Je me sentais particulièrement isolée, car défendre les droits des autres espèces était tourné en ridicule : refuser d’exploiter et tuer un autre être sensible, c’était oublier toutes les misères humaines, c’était vraiment un truc de chochotte. Sexisme et spécisme se tiennent la main… Je ne connaissais même pas ces mots. J’étais peut-être même la seule végétarienne au monde, comment aurais-je pu savoir ?

Ma défense des droits des femmes n’avait pas plus de succès. Je me prenais de plein fouet la différence de traitement entre filles et garçons et cela m’interrogeait et me révoltait tout à la fois.

N’ayant pas la télévision française, c’est un camarade de classe qui me dit, le 15 mai 1991, que je devais être heureuse. Pourquoi ? Une femme, Édith Cresson, venait d’être nommée Première ministre. Enfin, non, « Premier ministre ». Ça gâche le plaisir.

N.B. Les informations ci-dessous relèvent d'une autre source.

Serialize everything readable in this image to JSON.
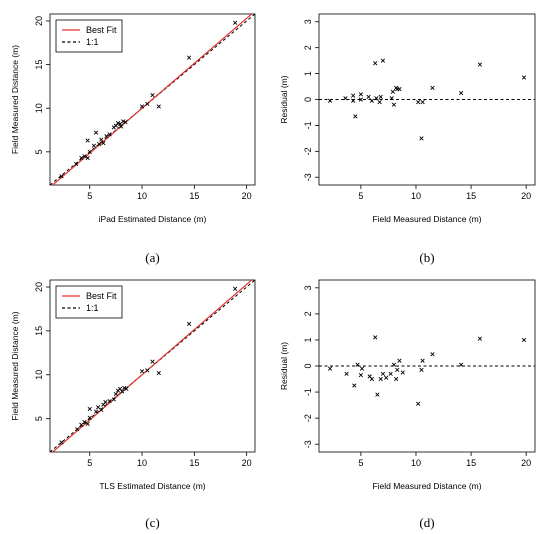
{
  "colors": {
    "best_fit": "#e0322c",
    "one_to_one": "#000000",
    "points": "#000000"
  },
  "chart_data": [
    {
      "id": "a",
      "type": "scatter",
      "panel_label": "(a)",
      "xlabel": "iPad Estimated Distance (m)",
      "ylabel": "Field Measured Distance (m)",
      "xlim": [
        1.2,
        20.8
      ],
      "ylim": [
        1.2,
        20.8
      ],
      "xticks": [
        5,
        10,
        15,
        20
      ],
      "yticks": [
        5,
        10,
        15,
        20
      ],
      "legend": {
        "placement": "top-left",
        "entries": [
          "Best Fit",
          "1:1"
        ]
      },
      "best_fit": {
        "slope": 1.03,
        "intercept": -0.3
      },
      "one_to_one": true,
      "points": [
        [
          2.3,
          2.2
        ],
        [
          3.7,
          3.6
        ],
        [
          4.2,
          4.3
        ],
        [
          4.5,
          4.5
        ],
        [
          4.8,
          4.3
        ],
        [
          5.0,
          5.0
        ],
        [
          4.8,
          6.3
        ],
        [
          5.4,
          5.7
        ],
        [
          5.6,
          7.2
        ],
        [
          5.9,
          5.9
        ],
        [
          6.1,
          6.4
        ],
        [
          6.3,
          6.0
        ],
        [
          6.6,
          6.8
        ],
        [
          6.9,
          7.0
        ],
        [
          7.3,
          7.8
        ],
        [
          7.5,
          8.0
        ],
        [
          7.7,
          8.3
        ],
        [
          7.9,
          8.2
        ],
        [
          8.0,
          7.9
        ],
        [
          8.2,
          8.5
        ],
        [
          8.4,
          8.4
        ],
        [
          10.0,
          10.2
        ],
        [
          10.5,
          10.5
        ],
        [
          11.0,
          11.5
        ],
        [
          11.6,
          10.2
        ],
        [
          14.5,
          15.8
        ],
        [
          18.9,
          19.8
        ]
      ]
    },
    {
      "id": "b",
      "type": "scatter",
      "panel_label": "(b)",
      "xlabel": "Field Measured Distance (m)",
      "ylabel": "Residual (m)",
      "xlim": [
        1.2,
        20.8
      ],
      "ylim": [
        -3.3,
        3.3
      ],
      "xticks": [
        5,
        10,
        15,
        20
      ],
      "yticks": [
        -3,
        -2,
        -1,
        0,
        1,
        2,
        3
      ],
      "zero_line": true,
      "points": [
        [
          2.2,
          -0.05
        ],
        [
          3.6,
          0.05
        ],
        [
          4.3,
          0.15
        ],
        [
          4.5,
          -0.65
        ],
        [
          4.3,
          -0.05
        ],
        [
          5.0,
          0.0
        ],
        [
          5.0,
          0.2
        ],
        [
          5.7,
          0.1
        ],
        [
          6.0,
          -0.05
        ],
        [
          6.3,
          1.4
        ],
        [
          6.4,
          0.05
        ],
        [
          6.8,
          0.1
        ],
        [
          7.0,
          1.5
        ],
        [
          6.7,
          -0.1
        ],
        [
          7.8,
          0.05
        ],
        [
          8.0,
          -0.2
        ],
        [
          8.2,
          0.45
        ],
        [
          8.3,
          0.4
        ],
        [
          8.5,
          0.4
        ],
        [
          7.9,
          0.3
        ],
        [
          10.2,
          -0.1
        ],
        [
          10.5,
          -1.5
        ],
        [
          10.6,
          -0.1
        ],
        [
          11.5,
          0.45
        ],
        [
          14.1,
          0.25
        ],
        [
          15.8,
          1.35
        ],
        [
          19.8,
          0.85
        ]
      ]
    },
    {
      "id": "c",
      "type": "scatter",
      "panel_label": "(c)",
      "xlabel": "TLS Estimated Distance (m)",
      "ylabel": "Field Measured Distance (m)",
      "xlim": [
        1.2,
        20.8
      ],
      "ylim": [
        1.2,
        20.8
      ],
      "xticks": [
        5,
        10,
        15,
        20
      ],
      "yticks": [
        5,
        10,
        15,
        20
      ],
      "legend": {
        "placement": "top-left",
        "entries": [
          "Best Fit",
          "1:1"
        ]
      },
      "best_fit": {
        "slope": 1.03,
        "intercept": -0.3
      },
      "one_to_one": true,
      "points": [
        [
          2.3,
          2.3
        ],
        [
          3.8,
          3.8
        ],
        [
          4.2,
          4.3
        ],
        [
          4.5,
          4.6
        ],
        [
          4.8,
          4.4
        ],
        [
          5.0,
          5.1
        ],
        [
          5.0,
          6.1
        ],
        [
          5.6,
          5.8
        ],
        [
          5.8,
          6.3
        ],
        [
          6.1,
          6.0
        ],
        [
          6.3,
          6.6
        ],
        [
          6.5,
          6.9
        ],
        [
          6.9,
          7.0
        ],
        [
          7.3,
          7.2
        ],
        [
          7.5,
          7.8
        ],
        [
          7.7,
          8.2
        ],
        [
          7.9,
          8.4
        ],
        [
          8.1,
          8.1
        ],
        [
          8.3,
          8.5
        ],
        [
          8.5,
          8.4
        ],
        [
          10.0,
          10.4
        ],
        [
          10.5,
          10.5
        ],
        [
          11.0,
          11.5
        ],
        [
          11.6,
          10.2
        ],
        [
          14.5,
          15.8
        ],
        [
          18.9,
          19.8
        ]
      ]
    },
    {
      "id": "d",
      "type": "scatter",
      "panel_label": "(d)",
      "xlabel": "Field Measured Distance (m)",
      "ylabel": "Residual (m)",
      "xlim": [
        1.2,
        20.8
      ],
      "ylim": [
        -3.3,
        3.3
      ],
      "xticks": [
        5,
        10,
        15,
        20
      ],
      "yticks": [
        -3,
        -2,
        -1,
        0,
        1,
        2,
        3
      ],
      "zero_line": true,
      "points": [
        [
          2.2,
          -0.1
        ],
        [
          3.7,
          -0.3
        ],
        [
          4.4,
          -0.75
        ],
        [
          4.7,
          0.05
        ],
        [
          5.0,
          -0.35
        ],
        [
          5.1,
          -0.1
        ],
        [
          5.8,
          -0.4
        ],
        [
          6.0,
          -0.5
        ],
        [
          6.3,
          1.1
        ],
        [
          6.5,
          -1.1
        ],
        [
          6.8,
          -0.5
        ],
        [
          7.0,
          -0.3
        ],
        [
          7.3,
          -0.45
        ],
        [
          7.7,
          -0.3
        ],
        [
          8.0,
          0.05
        ],
        [
          8.2,
          -0.5
        ],
        [
          8.3,
          -0.15
        ],
        [
          8.5,
          0.2
        ],
        [
          8.8,
          -0.25
        ],
        [
          10.2,
          -1.45
        ],
        [
          10.5,
          -0.15
        ],
        [
          10.6,
          0.2
        ],
        [
          11.5,
          0.45
        ],
        [
          14.1,
          0.05
        ],
        [
          15.8,
          1.05
        ],
        [
          19.8,
          1.0
        ]
      ]
    }
  ]
}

Je conservais des plaisirs simples : lire, marcher, contempler. Ma compagne de balade favorite était Sylvie. Nous avions le même imaginaire fantasque et lors de nos marches en forêt, nous imaginions mille aventures. Nous étions sous le charme d’Anne de « La maison aux pignons verts », dont nous venions de découvrir la série télé. Nous bifurquions, attirées par les chemins de traverse. L’espace d’une promenade, nous fûmes des exploratrices perdues dans les flots d’une rivière inconnue des cartographes. Nous avions pris la précaution de nouer nos baskets autour de notre cou. Nous sommes tombés deux ou trois fois dans le ruisseau. Après quelques heures dans l’ombre des épicéas, nous débouchâmes sur un vaste pâturage en hauteur. La vue était splendide. Les hautes herbes ondoyaient. Nous avons dû résister à la tentation de rouler jusqu’en bas, entrainant les fleurs avec nous.

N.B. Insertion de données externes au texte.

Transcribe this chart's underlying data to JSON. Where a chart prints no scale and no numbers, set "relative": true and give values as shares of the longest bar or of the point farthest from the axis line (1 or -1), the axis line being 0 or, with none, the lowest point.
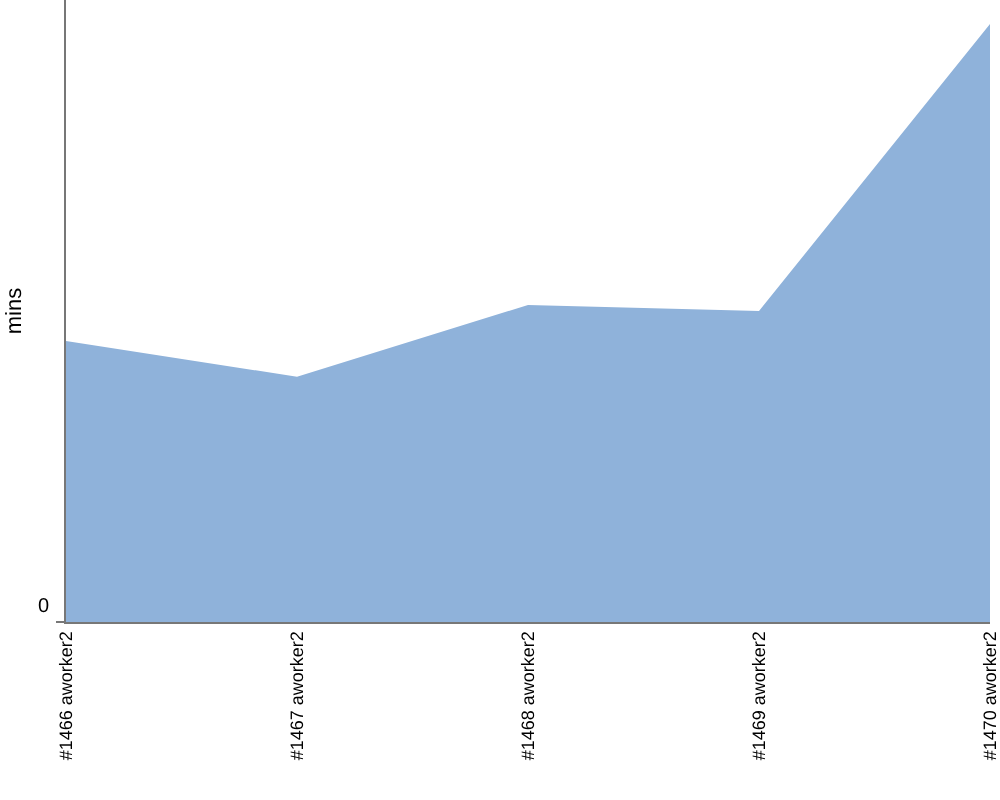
{
  "chart_data": {
    "type": "area",
    "ylabel": "mins",
    "relative": true,
    "categories": [
      "#1466 aworker2",
      "#1467 aworker2",
      "#1468 aworker2",
      "#1469 aworker2",
      "#1470 aworker2"
    ],
    "series": [
      {
        "color": "#8fb2da",
        "values": [
          0.47,
          0.41,
          0.53,
          0.52,
          1
        ]
      }
    ],
    "annotations": [
      "0"
    ]
  }
}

L’hiver ne nous arrêtait pas, et j’ai le souvenir d’une parenthèse digne du monde de Narnia. Ce n’est pas dans un placard sans fin que nous nous sommes perdues, mais dans le parc de notre ville. Nous nous étions réfugiées sous le couvert d’un sapin, assises au sec alors que tout était enneigé alentour. C’est alors qu’une minuscule créature a trottiné vers nous, elle aussi sûrement en quête d’un endroit abrité. Elle s’est approchée, nous retenions notre souffle. Comme si nous n’existions pas, elle a commencé à creuser, nous présentant son adorable petit derrière. Ce n’était sûrement rien qu’une banale taupe, mais avec Sylvie qui partageait ma sensibilité, cet animal était surtout un surgissement de l’inattendu.

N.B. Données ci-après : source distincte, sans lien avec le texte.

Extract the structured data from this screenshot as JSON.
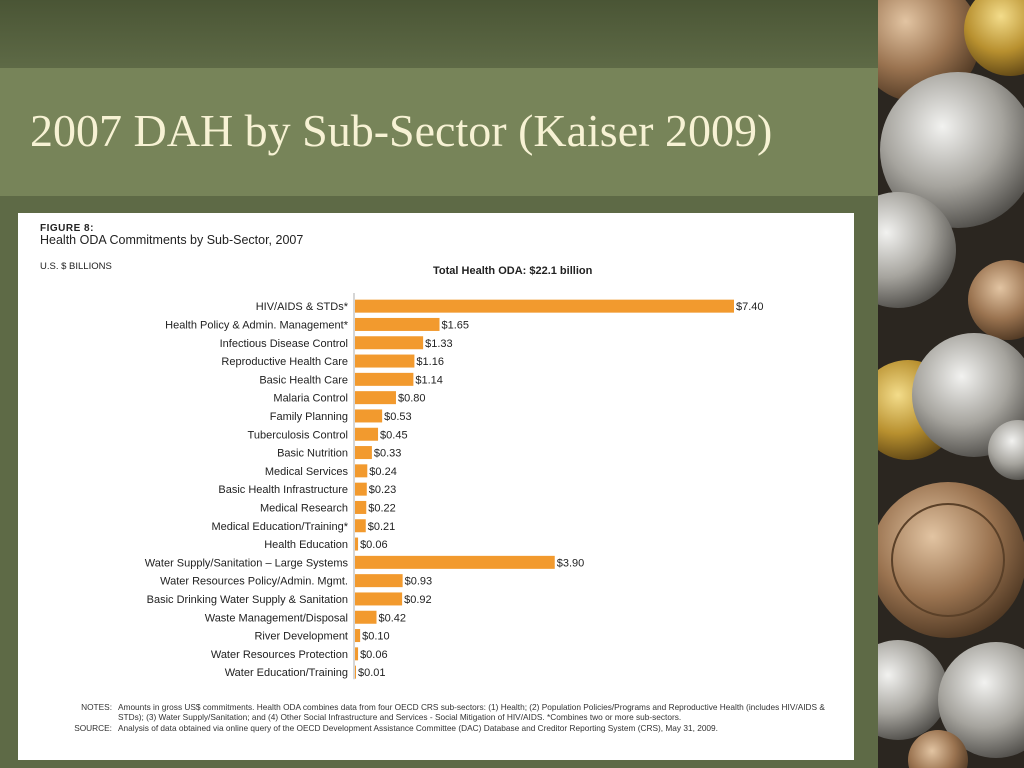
{
  "slide": {
    "title": "2007 DAH by Sub-Sector (Kaiser 2009)"
  },
  "figure": {
    "label": "FIGURE 8:",
    "title": "Health ODA Commitments by Sub-Sector, 2007",
    "unit": "U.S. $ BILLIONS",
    "total": "Total Health ODA: $22.1 billion"
  },
  "chart_data": {
    "type": "bar",
    "orientation": "horizontal",
    "title": "Health ODA Commitments by Sub-Sector, 2007",
    "ylabel": "U.S. $ BILLIONS",
    "xlim": [
      0,
      7.4
    ],
    "grid": false,
    "legend": "none",
    "bar_color": "#f29a2e",
    "categories": [
      "HIV/AIDS & STDs*",
      "Health Policy & Admin. Management*",
      "Infectious Disease Control",
      "Reproductive Health Care",
      "Basic Health Care",
      "Malaria Control",
      "Family Planning",
      "Tuberculosis Control",
      "Basic Nutrition",
      "Medical Services",
      "Basic Health Infrastructure",
      "Medical Research",
      "Medical Education/Training*",
      "Health Education",
      "Water Supply/Sanitation – Large Systems",
      "Water Resources Policy/Admin. Mgmt.",
      "Basic Drinking Water Supply & Sanitation",
      "Waste Management/Disposal",
      "River Development",
      "Water Resources Protection",
      "Water Education/Training"
    ],
    "values": [
      7.4,
      1.65,
      1.33,
      1.16,
      1.14,
      0.8,
      0.53,
      0.45,
      0.33,
      0.24,
      0.23,
      0.22,
      0.21,
      0.06,
      3.9,
      0.93,
      0.92,
      0.42,
      0.1,
      0.06,
      0.01
    ],
    "value_labels": [
      "$7.40",
      "$1.65",
      "$1.33",
      "$1.16",
      "$1.14",
      "$0.80",
      "$0.53",
      "$0.45",
      "$0.33",
      "$0.24",
      "$0.23",
      "$0.22",
      "$0.21",
      "$0.06",
      "$3.90",
      "$0.93",
      "$0.92",
      "$0.42",
      "$0.10",
      "$0.06",
      "$0.01"
    ]
  },
  "notes": {
    "notes_label": "NOTES:",
    "notes_text": "Amounts in gross US$ commitments. Health ODA combines data from four OECD CRS sub-sectors: (1) Health; (2) Population Policies/Programs and Reproductive Health (includes HIV/AIDS & STDs); (3) Water Supply/Sanitation; and (4) Other Social Infrastructure and Services - Social Mitigation of HIV/AIDS. *Combines two or more sub-sectors.",
    "source_label": "SOURCE:",
    "source_text": "Analysis of data obtained via online query of the OECD Development Assistance Committee (DAC) Database and Creditor Reporting System (CRS), May 31, 2009."
  }
}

Sylvie avait de nombreux talents : elle chantait et jouait de la flûte traversière, elle avait un goût pour les couleurs qui m’épatait. Quand elle a dû porter des lunettes, elle eut peur qu’on ne voie plus ses beaux yeux bleus. Alors elle commença à maquiller ses paupières d’une manière à la fois discrète et artistique. Moi, je réussissais surtout à m’enfoncer le crayon dans l’œil, et je n’avais aucune patience. Je me laissais farder comme une poupée par mes camarades au moment des fêtes.

3 juin 1991

Je suis au CDI et Eddy est un emmerdeur. Je voudrais travailler et il n’arrête pas de parler. Tout à l’heure, Greg s’est approché de moi et il a fait comme s’il voulait m’embrasser. Alors moi je lui ai envoyé un coup dans les côtes. Il a été surpris !

17 juin 1991

Je n’ai plus que 6 jours de cours et après je pars ! Le rêve ! À moi les longues siestes, les promenades (et les révisions d’été, joie, bonheur et allégresse). Je m’ennuie ! Ce n’est pas les devoirs qui manquent, mais ma vie manque vraiment d’action ces temps-ci (normal, je ne suis pas amoureuse). Enfin ! Céline est revenue de l’hôpital après une semaine, ce qui fait que je m’ennuie moins. Ce que je trouve « marrant », c’est que certains jours j’écris quelque chose que je trouve complètement faux le lendemain.

Je me suis relue, et c’est vrai que je me sens seule. J’ai quand même beaucoup d’amis (et Céline), mais par moment je ressens un grand vide en moi, dans mon cœur. J’aimerais écrire un poème pour Céline, mais il n’y aura jamais aucun mot pour dire combien je tiens à elle.

18 juin 1991

Hier, Greg m’a fait « la cour ». Quel con ! Mais il est vrai qu’il ne me laisse pas insensible. Je suis en train d’écouter la Flûte enchantée au walkman. À 3 h, interro écrite et flûte. J’ai peur.

À la rentrée prochaine, ça va me faire bizarre de revenir à Turenne. Beaucoup seront partis (Sylvie !) Et oui ! Comme tous les régiments sont dissous progressivement.


26 juin 1991

Depuis hier, j’ai des lunettes. On me dit qu’elles me vont bien, qu’elles me donnent un air intello. Au moins maintenant je vois bien. En ce moment on a physique. Comme c’est notre dernier cours, on fait ce qu’on veut. Moi j’écris. Pendant ce temps, il y en a qui font le ménage (pourquoi pas après tout !), et d’autres qui font des expériences (je vous raconte pas l’odeur, ça sent l’ammoniaque à plein nez).